Hence, an understanding of the etiology and morphogenesis of congenital heart disease is of great importance, not only to pediatric cardiologists and cardiac surgeons, but also to the general public.

In a recent paper [3], the evolution of the human heart was traced in our phylum (phylum Chordata) from ancient fish of the Ordovician and upper Devonian periods, 500 million to 345 million years ago. These fish had a ventricle, that would become our left ventricle because of ventricular D-loop formation – the later folding of the straight heart tube in a rightward or dextral direction (hence the term dextral-or D-loop).

Consequently, our left ventricle (LV), in view of our phylogeny, is believed to be at least 500 million years old [4]. These ancient ancestral fish had gills, but no lungs, and no right ventricle (or lung pump).

Amphibia evolved 345 million to 325 million years ago during the Carboniferous period [4]. They had lungs and so could breathe air. But they had no right ventricle and like modern frogs they had to breed in the water.

Some of these amphibia evolved into fully terrestrial animals that did not need to breed in the water. These were the Amniota, animals with an amniotic sac containing amniotic fluid. The amniotes thus had a little mare internum (internal sea, Latin) of amniotic fluid in which the embryo and, later in development, the fetus could float – like our aquatic ancestors.

Some of the terrestrial Amniota then evolved into reptiles, birds – feathered reptiles such as Archaeopterix, and mammals – furry or hairy reptiles.

Mammals evolved about 180 million years ago during the Jurassic period when reptiles, including the giant dinosaurs, were lords of the Earth.

Although fish and amphibia do not have a right ventricle (RV), higher reptiles such as crocodiles and alligators, birds, and mammals all do.

Aquatic and semiaquatic vertebrates have a single circulation – the systemic – that supplies the body and the organs of respiration (gills, lungs, and skin).

Terrestrial vertebrates – higher reptiles, birds, and mammals – evolved a double circulation that was both systemic and pulmonary. The evolution of the right ventricular sinus (inflow tract) [5] and the embryonic aortic switch procedure [3] (in which the developing ascending aorta is switched from above the RV to above the LV) made possible a double circulation.
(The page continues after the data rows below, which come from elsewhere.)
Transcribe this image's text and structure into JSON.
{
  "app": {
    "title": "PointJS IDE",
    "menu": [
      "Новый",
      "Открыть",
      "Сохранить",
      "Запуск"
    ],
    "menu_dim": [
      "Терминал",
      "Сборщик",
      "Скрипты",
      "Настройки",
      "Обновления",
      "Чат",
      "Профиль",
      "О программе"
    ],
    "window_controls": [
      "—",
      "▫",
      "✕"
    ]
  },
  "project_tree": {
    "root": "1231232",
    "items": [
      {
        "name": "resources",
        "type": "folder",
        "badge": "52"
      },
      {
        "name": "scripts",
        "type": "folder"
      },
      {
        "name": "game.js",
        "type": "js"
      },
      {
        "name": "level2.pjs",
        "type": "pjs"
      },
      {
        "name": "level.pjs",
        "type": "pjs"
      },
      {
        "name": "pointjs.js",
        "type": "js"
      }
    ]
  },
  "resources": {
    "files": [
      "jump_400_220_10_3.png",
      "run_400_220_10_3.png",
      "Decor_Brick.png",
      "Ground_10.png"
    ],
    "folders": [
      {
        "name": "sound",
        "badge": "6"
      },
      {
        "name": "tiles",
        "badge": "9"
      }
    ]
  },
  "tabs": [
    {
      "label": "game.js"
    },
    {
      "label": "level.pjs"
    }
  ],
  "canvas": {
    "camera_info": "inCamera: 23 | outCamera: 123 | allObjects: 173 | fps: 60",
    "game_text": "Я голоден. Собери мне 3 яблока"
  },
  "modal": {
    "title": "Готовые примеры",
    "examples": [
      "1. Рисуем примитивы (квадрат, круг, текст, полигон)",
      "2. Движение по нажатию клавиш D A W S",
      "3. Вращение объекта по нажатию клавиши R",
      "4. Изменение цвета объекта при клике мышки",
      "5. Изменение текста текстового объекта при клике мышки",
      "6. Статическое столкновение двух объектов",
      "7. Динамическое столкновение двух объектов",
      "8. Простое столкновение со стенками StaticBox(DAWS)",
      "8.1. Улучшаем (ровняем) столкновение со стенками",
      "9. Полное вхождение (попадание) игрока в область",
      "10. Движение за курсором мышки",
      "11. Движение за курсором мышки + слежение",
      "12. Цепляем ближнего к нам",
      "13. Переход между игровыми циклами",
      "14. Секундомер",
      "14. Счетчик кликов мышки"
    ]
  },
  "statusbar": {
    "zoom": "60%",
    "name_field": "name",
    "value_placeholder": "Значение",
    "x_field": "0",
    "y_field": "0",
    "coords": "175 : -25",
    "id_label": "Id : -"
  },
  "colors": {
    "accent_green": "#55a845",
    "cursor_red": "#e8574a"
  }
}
Why does the evolution of the vertebrate cardiovascular system matter to us as pediatric cardiologists and cardiac surgeons? Because most human congenital heart diseases consist of anomalies of one or more of the four components of the RV – the comparatively “recently” evolved ventricle that is only about 36% as old as the LV: 180 million years old versus at least 500 million year old, respectively. Malformations of the LV per se are comparatively infrequent. These data indicate that we are still having trouble with our major cardiovascular evolutionary changes that made possible air-breathing and permanent land-living, namely, the development of the RV sinus or inflow tract, the embryonic aortic switch procedure, and septation to separate the systemic and pulmonary circulations [3].

All of the foregoing has been published previously [3] and hence will not be presented again in detail here. But the foregoing is the essential background to what else needs to be understood.

What’s that?

It includes:

1. the work of the molecular geneticists and embryologists [6-8] that appears to fit very well with the evolutionary history of the human heart; and

2. the true story of the discovery of the concepts of evolution and natural selection.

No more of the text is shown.